Allo stesso modo i catanesi che si stavano radunando ai piedi della cattedrale sembravano adesso come un fiume in piena. Rumoreggiavano alquanto, e i loro discorsi dilagavano per il piano. Solo alcune frasi giungevano mozze in su l’andito della chiesa. In quel mentre entrò nella sacrestia monsignor Mazza, che doveva officiare la messa. Vestito di bianco splendente aveva deciso che sarebbe stato con gioia che avrebbe officiato la sua ultima messa. Il volto era impassibile, non tradiva nessuna emozione. Solo gli occhi, di un azzurro profondo, erano sereni e il guizzo fulmineo che si intravedeva diedero a padre Thomas un barlume di speranza. L’alto prelato non disse nulla ma si limitò a un cenno con il capo: la messa doveva cominciare e con essa, forse, l’ultima ora di vita della città…

I canti d’ingresso cominciavano già a levarsi alti fra le mura della chiesa, quando il corteo per la celebrazione della messa si dispose a entrare nelle navate. In prima fila un crocifisso portato da un ragazzo apriva la processione. Poi due giovani che reggevano un lume acceso, simboleggiante la luce della speranza. Dopo di loro sacerdoti, giovani e meno giovani seguivano la croce e infine io, vicario del vescovo e custode della sua chiesa. Per ultimo veniva sua Eccellenza. La processione si mosse e, come un lungo serpente che muove la testa e par che la coda sia immota, allo stesso modo per molto tempo parve che io fossi fermo. Alla fine toccò anche a me di muovermi e, prima di farlo, inspirai ancora una volta riempiendo i polmoni di quel dolce e aspro odor che negli uffizi religiosi si spande in gran copia. L’incenso mi dette un qualche beneficio giacché mi avviai verso la navata principale senza indugio.

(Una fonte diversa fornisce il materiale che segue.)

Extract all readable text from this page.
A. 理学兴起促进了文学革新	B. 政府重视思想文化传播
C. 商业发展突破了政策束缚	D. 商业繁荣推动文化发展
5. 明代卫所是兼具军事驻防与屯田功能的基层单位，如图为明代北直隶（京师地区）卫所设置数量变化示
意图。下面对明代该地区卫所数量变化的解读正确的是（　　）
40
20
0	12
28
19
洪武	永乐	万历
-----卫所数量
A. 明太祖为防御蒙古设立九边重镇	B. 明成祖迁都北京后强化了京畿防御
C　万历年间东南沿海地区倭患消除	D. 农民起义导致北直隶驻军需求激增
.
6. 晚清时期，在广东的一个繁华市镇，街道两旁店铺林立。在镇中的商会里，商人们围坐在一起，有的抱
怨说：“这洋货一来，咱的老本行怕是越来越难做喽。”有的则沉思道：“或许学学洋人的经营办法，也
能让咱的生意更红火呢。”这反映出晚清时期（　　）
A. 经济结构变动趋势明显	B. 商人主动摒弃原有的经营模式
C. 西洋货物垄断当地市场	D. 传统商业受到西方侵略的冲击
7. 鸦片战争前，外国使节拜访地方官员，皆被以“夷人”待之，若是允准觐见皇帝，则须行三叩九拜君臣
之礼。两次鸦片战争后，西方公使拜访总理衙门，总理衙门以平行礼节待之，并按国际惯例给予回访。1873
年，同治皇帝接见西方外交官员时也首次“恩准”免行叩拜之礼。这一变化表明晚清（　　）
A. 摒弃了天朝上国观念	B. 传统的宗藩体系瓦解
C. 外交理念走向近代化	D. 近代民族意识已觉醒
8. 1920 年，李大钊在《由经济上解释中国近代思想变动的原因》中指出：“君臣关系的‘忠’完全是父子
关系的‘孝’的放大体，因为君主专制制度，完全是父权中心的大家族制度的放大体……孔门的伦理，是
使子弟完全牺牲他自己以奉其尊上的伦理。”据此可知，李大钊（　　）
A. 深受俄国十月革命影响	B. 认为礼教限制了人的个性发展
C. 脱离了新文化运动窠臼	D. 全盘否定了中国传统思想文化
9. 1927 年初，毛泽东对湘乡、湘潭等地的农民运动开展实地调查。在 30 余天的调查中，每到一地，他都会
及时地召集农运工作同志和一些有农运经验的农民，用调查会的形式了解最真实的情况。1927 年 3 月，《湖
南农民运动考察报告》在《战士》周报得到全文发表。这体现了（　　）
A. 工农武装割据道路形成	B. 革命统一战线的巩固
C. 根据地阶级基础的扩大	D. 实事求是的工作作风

All’entrata del vasto ambiente, dove si sarebbe di lì a poco celebrata la messa, mi accorsi che c’erano tutti. I senatori, i rappresentanti di tutte le maggiori famiglie della città, li nobili, gli ufficiali di alto rango e, naturalmente lui, Federico. Attorniato dalla guardia che lo circondava in ogni momento, il suo mantello scarlatto e la sua alta figura lo distinguevano da tutti. Per non parlare del fatto che attorno a lui c’era uno spazio vuoto che saltava agli occhi nell’aula sovraffollata. All’esterno della chiesa, come mi aveva riferito il sacrestano, era riunito tutto il popolo e pregava perché gli si risparmiasse la vita. Avevano voluto seguire anche loro la messa, che poteva rivelarsi l’ultima per tutti. Per questo due giovani sacerdoti erano sulla soglia della porta e si occupavano di ripetere quanto diceva il celebrante all’interno della chiesa. Nel frattempo la messa era iniziata e io e il monsignore eravamo seduti alla destra dell’officiante, sugli scranni laterali. Quando iniziò il canto a preludio del Vangelo ci alzammo e segui il Vescovo presso l’altare centrale. Alle nostre spalle il silenzio era assoluto, nessuno osava fiatare. Nel momento in cui monsignor Mazza prese in mano il libro con il racconto della vita di nostro Signore si sentì un'imprecazione in fondo alla sala.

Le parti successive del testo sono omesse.